Local CWA members have gathered for an important walking fundraiser. PICTURE: RENEE WOOD 2798008_01

By Renee Wood

The Country Women Association of Victoria’s Yarra Valley Group has made their steps count at Lilydale Lake, joining the global ‘Women Walk the World’ fundraiser to improve the lives for women and girls.

The annual fundraiser with the CWA and its affiliated group Associated Country Women of the World (ACWW) is conducted on 29 April, something the local branches have been part of for a decade.

This event is the first major gathering they’ve had since the pandemic, and the group raised up to $700 dollars for the cause.

The funds go towards various projects including building concrete water tanks, educational schloarships, medical, hygiene and health supplies.

“Think of the women in Ukraine at the moment, what their families are going through, and in Africa, even the Solomon Islands – everywhere,” Tarrawarra Branch President Anne Faulks said.

“There are people who are struggling and if we can do our little bit to walk around the lake, it’s part of such a bigger picture and you’re part of a whole groundswell of women who are saying we need to support women.”

It’s one of the many fundraisers and community projects that the wider branch takes part in, which includes Monbulk Day Branch, Monbulk Ladies Night Hawks, Wandin Branch, Wannallock Night Branch and Tarrawarra Day Branch.

“It’s the empowerment of women together and we feel a strength of being women together – we really do. Just that camaraderie and to think that in doing that we can then support other women to feel stronger.”

All branches are encouraging women of any age to join, saying it’s not all just ‘tea and scones’.

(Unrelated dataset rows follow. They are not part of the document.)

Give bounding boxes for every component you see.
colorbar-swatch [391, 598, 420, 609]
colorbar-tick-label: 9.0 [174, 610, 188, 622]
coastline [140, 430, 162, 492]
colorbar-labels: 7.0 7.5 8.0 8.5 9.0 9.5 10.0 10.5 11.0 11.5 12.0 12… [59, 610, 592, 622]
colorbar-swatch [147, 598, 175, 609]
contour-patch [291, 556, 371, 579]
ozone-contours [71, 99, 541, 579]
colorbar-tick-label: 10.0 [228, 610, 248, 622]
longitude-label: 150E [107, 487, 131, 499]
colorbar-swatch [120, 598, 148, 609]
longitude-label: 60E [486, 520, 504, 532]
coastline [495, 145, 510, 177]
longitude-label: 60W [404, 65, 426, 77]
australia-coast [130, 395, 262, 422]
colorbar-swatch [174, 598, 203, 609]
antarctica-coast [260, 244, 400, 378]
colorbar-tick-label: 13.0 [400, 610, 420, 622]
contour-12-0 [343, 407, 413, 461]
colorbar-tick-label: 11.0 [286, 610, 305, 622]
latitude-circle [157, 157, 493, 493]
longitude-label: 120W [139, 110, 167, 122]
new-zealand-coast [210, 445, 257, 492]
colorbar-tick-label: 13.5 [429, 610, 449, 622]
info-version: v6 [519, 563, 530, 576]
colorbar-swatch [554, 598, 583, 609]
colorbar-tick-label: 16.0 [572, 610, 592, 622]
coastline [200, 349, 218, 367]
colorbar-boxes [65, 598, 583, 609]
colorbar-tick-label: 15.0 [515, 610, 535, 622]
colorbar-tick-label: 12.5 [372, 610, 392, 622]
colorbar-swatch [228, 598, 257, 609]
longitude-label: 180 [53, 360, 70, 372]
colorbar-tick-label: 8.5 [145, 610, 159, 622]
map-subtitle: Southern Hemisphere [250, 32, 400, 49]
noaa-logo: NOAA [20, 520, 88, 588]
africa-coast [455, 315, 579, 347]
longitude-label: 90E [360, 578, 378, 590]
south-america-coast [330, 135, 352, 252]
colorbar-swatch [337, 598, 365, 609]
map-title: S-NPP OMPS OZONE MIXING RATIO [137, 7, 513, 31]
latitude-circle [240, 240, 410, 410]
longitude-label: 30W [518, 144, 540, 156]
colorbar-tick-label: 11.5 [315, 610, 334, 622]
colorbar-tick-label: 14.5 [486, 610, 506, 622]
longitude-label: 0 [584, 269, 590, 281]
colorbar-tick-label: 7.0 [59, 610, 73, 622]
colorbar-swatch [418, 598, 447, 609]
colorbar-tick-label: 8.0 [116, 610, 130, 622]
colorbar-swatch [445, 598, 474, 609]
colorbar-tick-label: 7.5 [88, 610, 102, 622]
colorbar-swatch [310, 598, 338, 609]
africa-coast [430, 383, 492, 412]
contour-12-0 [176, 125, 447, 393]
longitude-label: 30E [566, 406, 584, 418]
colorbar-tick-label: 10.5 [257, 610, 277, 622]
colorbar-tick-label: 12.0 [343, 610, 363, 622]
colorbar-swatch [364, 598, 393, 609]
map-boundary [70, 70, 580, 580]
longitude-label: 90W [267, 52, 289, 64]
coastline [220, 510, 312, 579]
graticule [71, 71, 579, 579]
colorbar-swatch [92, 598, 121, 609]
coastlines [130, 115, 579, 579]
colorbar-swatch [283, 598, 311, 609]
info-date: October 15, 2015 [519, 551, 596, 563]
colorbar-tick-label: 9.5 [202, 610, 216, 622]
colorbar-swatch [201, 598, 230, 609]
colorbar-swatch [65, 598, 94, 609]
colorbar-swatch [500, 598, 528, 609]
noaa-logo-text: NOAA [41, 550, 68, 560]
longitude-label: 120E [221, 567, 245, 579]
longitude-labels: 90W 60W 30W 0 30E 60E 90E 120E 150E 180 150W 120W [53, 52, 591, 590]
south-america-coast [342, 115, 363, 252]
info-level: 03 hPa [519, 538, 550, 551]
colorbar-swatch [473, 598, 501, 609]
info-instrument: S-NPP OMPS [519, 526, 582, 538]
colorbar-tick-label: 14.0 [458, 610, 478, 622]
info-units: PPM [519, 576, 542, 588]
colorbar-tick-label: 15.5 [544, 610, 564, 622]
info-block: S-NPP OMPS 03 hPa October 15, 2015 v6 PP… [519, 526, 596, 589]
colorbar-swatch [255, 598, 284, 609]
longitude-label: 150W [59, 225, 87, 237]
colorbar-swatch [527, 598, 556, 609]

Group president Carmel Mitchell said the CWA has strong ties to making a difference within the community, the country and within the UN.

“We have a voice with the Victorian and federal government. Resolutions that have been created from all the branches and groups, they go to the state conference [in May] and it’s voted on and then that’s presented to the government,” Ms Mitchell said.

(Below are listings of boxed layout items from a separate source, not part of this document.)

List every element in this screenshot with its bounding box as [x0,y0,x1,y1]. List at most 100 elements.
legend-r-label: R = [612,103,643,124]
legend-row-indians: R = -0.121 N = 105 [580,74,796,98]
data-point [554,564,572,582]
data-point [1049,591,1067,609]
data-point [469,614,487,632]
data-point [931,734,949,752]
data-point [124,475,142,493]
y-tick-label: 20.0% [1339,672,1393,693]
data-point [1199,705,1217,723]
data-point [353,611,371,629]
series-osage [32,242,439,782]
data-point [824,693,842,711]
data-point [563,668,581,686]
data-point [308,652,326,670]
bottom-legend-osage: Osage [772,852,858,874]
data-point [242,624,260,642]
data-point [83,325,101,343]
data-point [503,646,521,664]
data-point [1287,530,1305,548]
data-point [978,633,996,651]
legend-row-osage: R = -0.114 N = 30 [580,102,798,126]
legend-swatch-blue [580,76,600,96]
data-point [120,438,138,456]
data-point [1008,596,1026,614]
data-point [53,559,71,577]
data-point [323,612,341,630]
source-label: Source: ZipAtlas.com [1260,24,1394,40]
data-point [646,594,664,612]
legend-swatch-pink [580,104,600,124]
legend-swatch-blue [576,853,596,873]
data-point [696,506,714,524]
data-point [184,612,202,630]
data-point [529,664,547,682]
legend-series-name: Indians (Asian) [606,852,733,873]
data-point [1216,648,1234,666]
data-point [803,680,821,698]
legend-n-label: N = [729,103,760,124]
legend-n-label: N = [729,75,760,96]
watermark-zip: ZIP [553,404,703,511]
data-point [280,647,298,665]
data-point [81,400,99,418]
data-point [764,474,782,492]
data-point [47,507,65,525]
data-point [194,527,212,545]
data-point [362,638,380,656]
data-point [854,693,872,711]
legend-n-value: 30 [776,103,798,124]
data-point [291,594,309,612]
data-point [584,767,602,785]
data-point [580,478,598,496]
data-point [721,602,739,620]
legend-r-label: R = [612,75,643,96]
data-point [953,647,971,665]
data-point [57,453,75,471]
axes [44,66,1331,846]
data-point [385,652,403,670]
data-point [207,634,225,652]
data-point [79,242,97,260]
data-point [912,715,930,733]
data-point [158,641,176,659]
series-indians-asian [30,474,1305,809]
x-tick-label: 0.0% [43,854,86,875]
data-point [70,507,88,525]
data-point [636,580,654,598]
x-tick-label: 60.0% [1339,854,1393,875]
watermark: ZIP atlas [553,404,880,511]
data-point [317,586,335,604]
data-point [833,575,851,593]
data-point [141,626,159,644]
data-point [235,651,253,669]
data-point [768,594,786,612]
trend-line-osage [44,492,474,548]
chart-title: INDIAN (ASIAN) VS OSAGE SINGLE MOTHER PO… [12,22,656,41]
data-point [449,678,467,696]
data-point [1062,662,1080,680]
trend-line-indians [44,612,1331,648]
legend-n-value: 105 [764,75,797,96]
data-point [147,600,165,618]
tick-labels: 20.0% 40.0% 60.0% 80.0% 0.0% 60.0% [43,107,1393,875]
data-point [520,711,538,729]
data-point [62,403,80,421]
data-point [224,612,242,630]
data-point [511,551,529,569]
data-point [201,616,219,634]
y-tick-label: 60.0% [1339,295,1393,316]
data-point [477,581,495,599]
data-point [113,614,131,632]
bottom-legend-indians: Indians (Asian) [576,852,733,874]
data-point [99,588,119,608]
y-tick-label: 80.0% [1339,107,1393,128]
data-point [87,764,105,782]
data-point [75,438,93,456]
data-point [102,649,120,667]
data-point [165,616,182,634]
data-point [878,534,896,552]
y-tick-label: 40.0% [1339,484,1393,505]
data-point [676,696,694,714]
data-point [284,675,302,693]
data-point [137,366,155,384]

On a local level, the CWA’s are also a part of other community initiatives including providing free meals at the Dinner at Darrons night at the Healesville Uniting Church – art exhibits also raise funds for local shelter services.

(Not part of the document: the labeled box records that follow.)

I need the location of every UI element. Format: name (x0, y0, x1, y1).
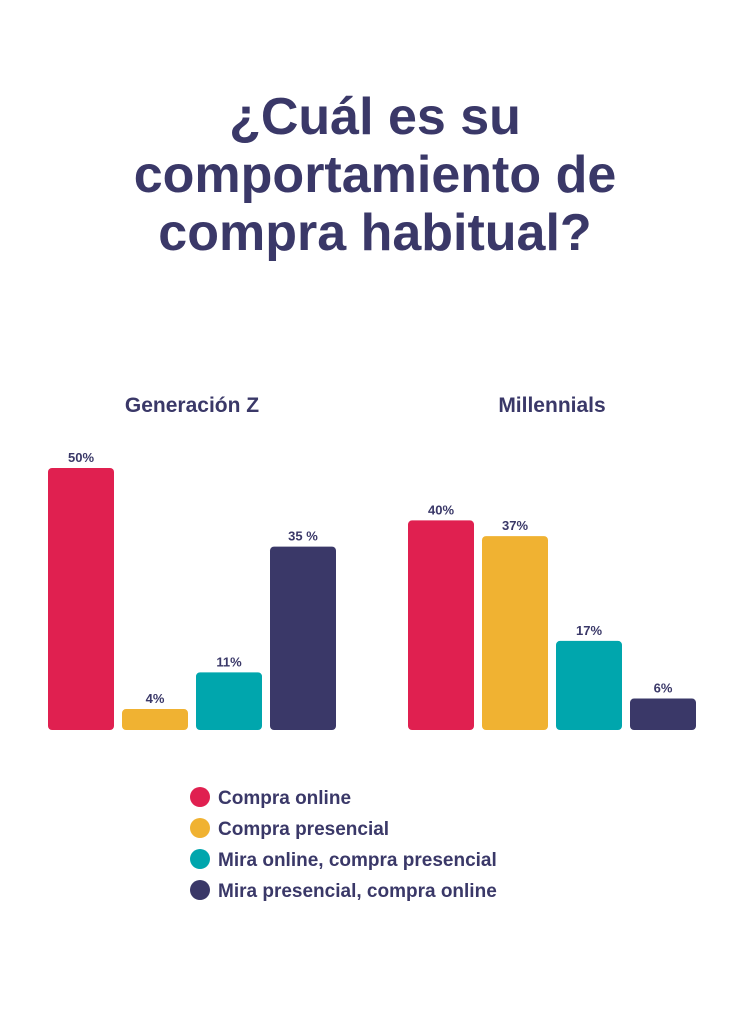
chart-title: ¿Cuál es su comportamiento de compra hab… (133, 88, 617, 262)
legend-marker (190, 787, 210, 807)
bar (48, 468, 114, 730)
value-label: 4% (146, 691, 165, 706)
bar (630, 698, 696, 730)
value-label: 50% (68, 450, 94, 465)
legend-marker (190, 849, 210, 869)
bar (270, 546, 336, 730)
legend-label: Mira presencial, compra online (218, 881, 497, 902)
legend-marker (190, 880, 210, 900)
bar (408, 520, 474, 730)
legend-label: Mira online, compra presencial (218, 850, 497, 871)
bar (482, 536, 548, 730)
legend-marker (190, 818, 210, 838)
value-label: 37% (502, 518, 528, 533)
value-label: 11% (216, 654, 242, 669)
bar (196, 672, 262, 730)
group-label: Millennials (498, 394, 605, 417)
value-label: 17% (576, 623, 602, 638)
value-label: 40% (428, 502, 454, 517)
value-label: 6% (654, 681, 673, 696)
group-label: Generación Z (125, 394, 259, 417)
bar (122, 709, 188, 730)
value-label: 35 % (288, 529, 318, 544)
legend-label: Compra presencial (218, 819, 389, 840)
bar (556, 640, 622, 730)
legend-label: Compra online (218, 788, 351, 809)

The ladies meet once a month and also work together in groups within other areas they’re passionate about, such as arts and crafts or fundraising events.

Tarrawarra member Jo Legge said it’s great for meeting new people when you move to the area.

“It’s a good way if you move anywhere, whether it’s a suburban town or a country town, it’s a good way of just seeing what the locals are like and getting to know people,” Ms Legge said.